The x-intercept of a line is the point where the line crosses the x-axis on a coordinate plane. In essence, it is where the value of y is zero. When we are given the x-intercept, we are provided with a crucial piece of information that helps us to write the equation of the line. For example, if the x-intercept is 2, we know that one of the points on the line is (2, 0). This fixed point, along with the slope, enables us to construct the entire line.

Identifying the x-intercept is often the first step when tasked with writing the equation of a line. It is important to remember that the coordinates of the x-intercept will always have the form \( (x, 0) \), underscoring the idea that the y-value will invariably be zero at this point.

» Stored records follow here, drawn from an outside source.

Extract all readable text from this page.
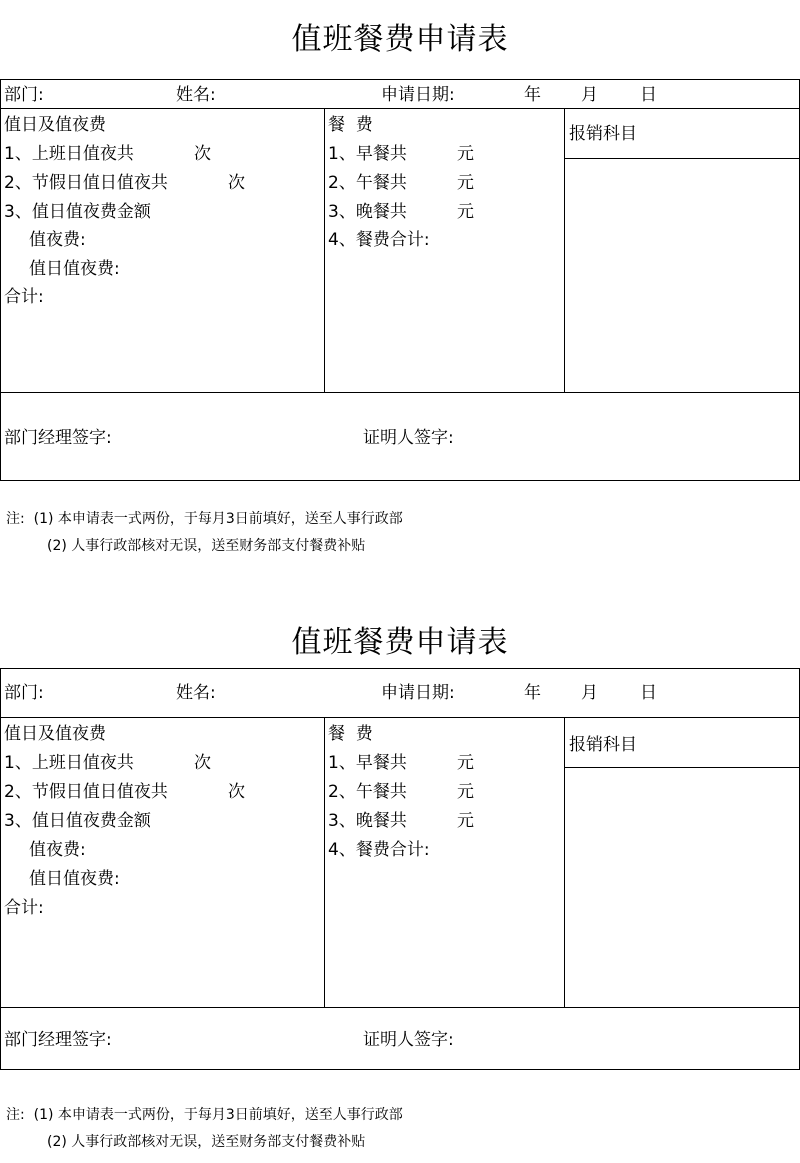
值班餐费申请表
部门:	姓名:	申请日期:	年 月 日
值日及值夜费
1、上班日值夜共	次
2、节假日值日值夜共	次
3、值日值夜费金额
值夜费:
值日值夜费:
合计:
餐  费
1、早餐共	元
2、午餐共	元
3、晚餐共	元
4、餐费合计:
报销科目
部门经理签字:	证明人签字:
注:  (1) 本申请表一式两份，于每月3日前填好，送至人事行政部
(2) 人事行政部核对无误，送至财务部支付餐费补贴
值班餐费申请表
部门:	姓名:	申请日期:	年 月 日
值日及值夜费
1、上班日值夜共	次
2、节假日值日值夜共	次
3、值日值夜费金额
值夜费:
值日值夜费:
合计:
餐  费
1、早餐共	元
2、午餐共	元
3、晚餐共	元
4、餐费合计:
报销科目
部门经理签字:	证明人签字:
注:  (1) 本申请表一式两份，于每月3日前填好，送至人事行政部
(2) 人事行政部核对无误，送至财务部支付餐费补贴
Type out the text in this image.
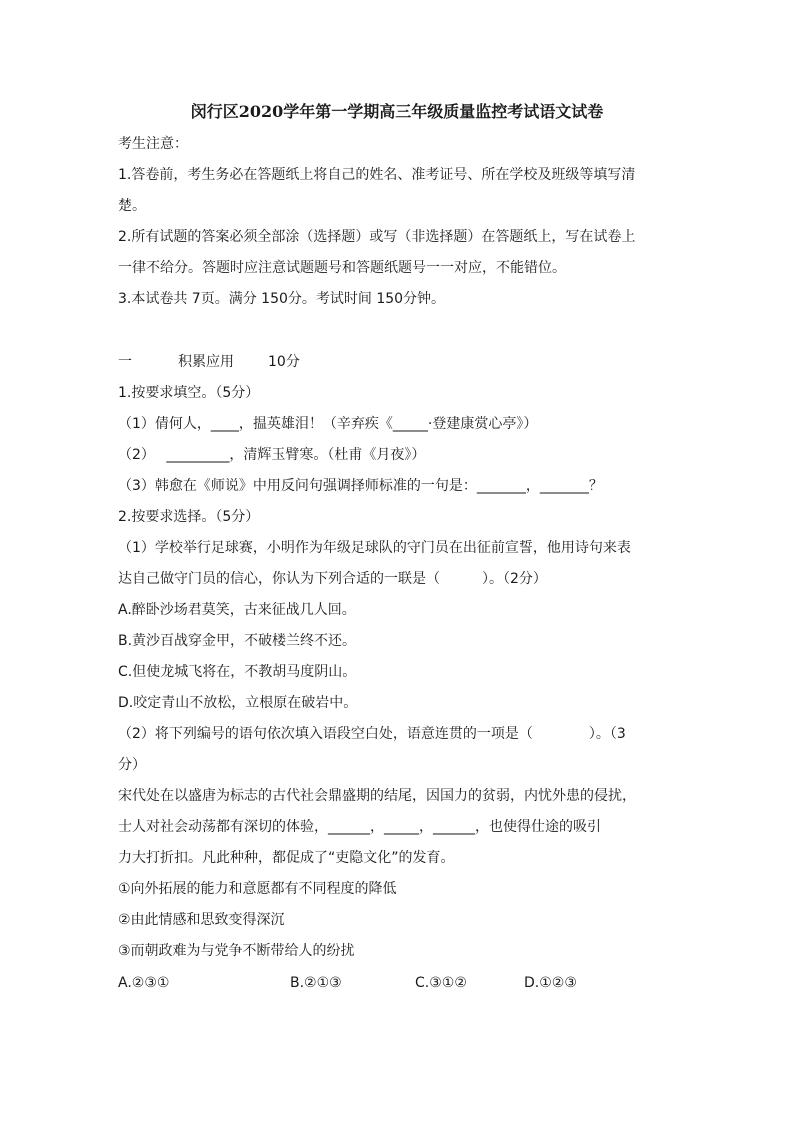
闵行区2020学年第一学期高三年级质量监控考试语文试卷
考生注意：
1.答卷前，考生务必在答题纸上将自己的姓名、准考证号、所在学校及班级等填写清
楚。
2.所有试题的答案必须全部涂（选择题）或写（非选择题）在答题纸上，写在试卷上
一律不给分。答题时应注意试题题号和答题纸题号一一对应，不能错位。
3.本试卷共 7页。满分 150分。考试时间 150分钟。
一	积累应用 10分
1.按要求填空。（5分）
（1）倩何人，____，揾英雄泪！（辛弃疾《_____·登建康赏心亭》）
（2）　 _________，清辉玉臂寒。（杜甫《月夜》）
（3）韩愈在《师说》中用反问句强调择师标准的一句是：_______，_______？
2.按要求选择。（5分）
（1）学校举行足球赛，小明作为年级足球队的守门员在出征前宣誓，他用诗句来表
达自己做守门员的信心，你认为下列合适的一联是（　　　）。（2分）
A.醉卧沙场君莫笑，古来征战几人回。
B.黄沙百战穿金甲，不破楼兰终不还。
C.但使龙城飞将在，不教胡马度阴山。
D.咬定青山不放松，立根原在破岩中。
（2）将下列编号的语句依次填入语段空白处，语意连贯的一项是（　　　　）。（3
分）
宋代处在以盛唐为标志的古代社会鼎盛期的结尾，因国力的贫弱，内忧外患的侵扰，
士人对社会动荡都有深切的体验，______，_____，______，也使得仕途的吸引
力大打折扣。凡此种种，都促成了“吏隐文化”的发育。
①向外拓展的能力和意愿都有不同程度的降低
②由此情感和思致变得深沉
③而朝政难为与党争不断带给人的纷扰
A.②③①	B.②①③	C.③①②	D.①②③
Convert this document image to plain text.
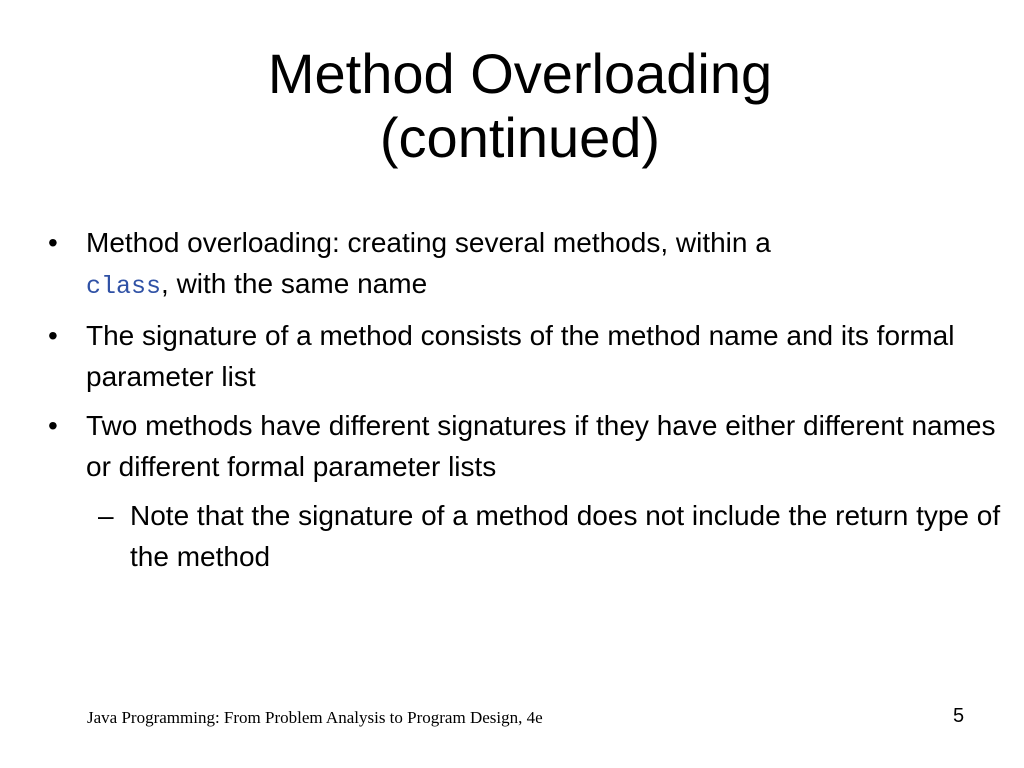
Method Overloading
(continued)
• Method overloading: creating several methods, within a
class, with the same name
• The signature of a method consists of the method name and its formal parameter list
• Two methods have different signatures if they have either different names or different formal parameter lists
– Note that the signature of a method does not include the return type of the method
Java Programming: From Problem Analysis to Program Design, 4e	5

The slope of a line, often denoted by the letter 'm', represents how steep the line is. It is a measure of the rate at which the line rises or falls as we move along the x-axis. A positive slope means the line is inclining upwards, while a negative slope indicates that it's declining. The higher the absolute value of the slope, the steeper the line.

The slope is calculated by the difference in y-coordinates divided by the difference in x-coordinates between two points on the line, known as the rise over run. In our case, the given slope is \( -\frac{2}{3} \), indicating a line that falls as it moves from left to right.

The point-slope form is a straightforward method for writing the equation of a line when you know a single point on the line and its slope. The formula for this form is \( y - y_1 = m(x - x_1) \), with \( (x_1, y_1) \) being the coordinates of the known point and 'm' being the slope.

To use this form effectively, plug in the slope for 'm' and the coordinates of the known point for \( x_1 \) and \( y_1 \) respectively. From there, simplify the equation to find the y-intercept, which is critical for graphing the line or converting the equation into other forms such as the slope-intercept form.

A linear equation is an algebraic equation that represents a straight line when graphed on a coordinate plane. These equations can take several forms, such as slope-intercept form (\(y = mx + b\)), point-slope form, and standard form (\(Ax + By = C\)). The most commonly used is the slope-intercept form because it clearly shows the slope and the y-intercept of the line.

Understanding how to manipulate these forms is vital in algebra, as it allows you to graph the line, predict points along the line, and solve for various x and y values. Moreover, linear equations underpin many real-world relationships and, as such, are foundational in both mathematics and applied sciences.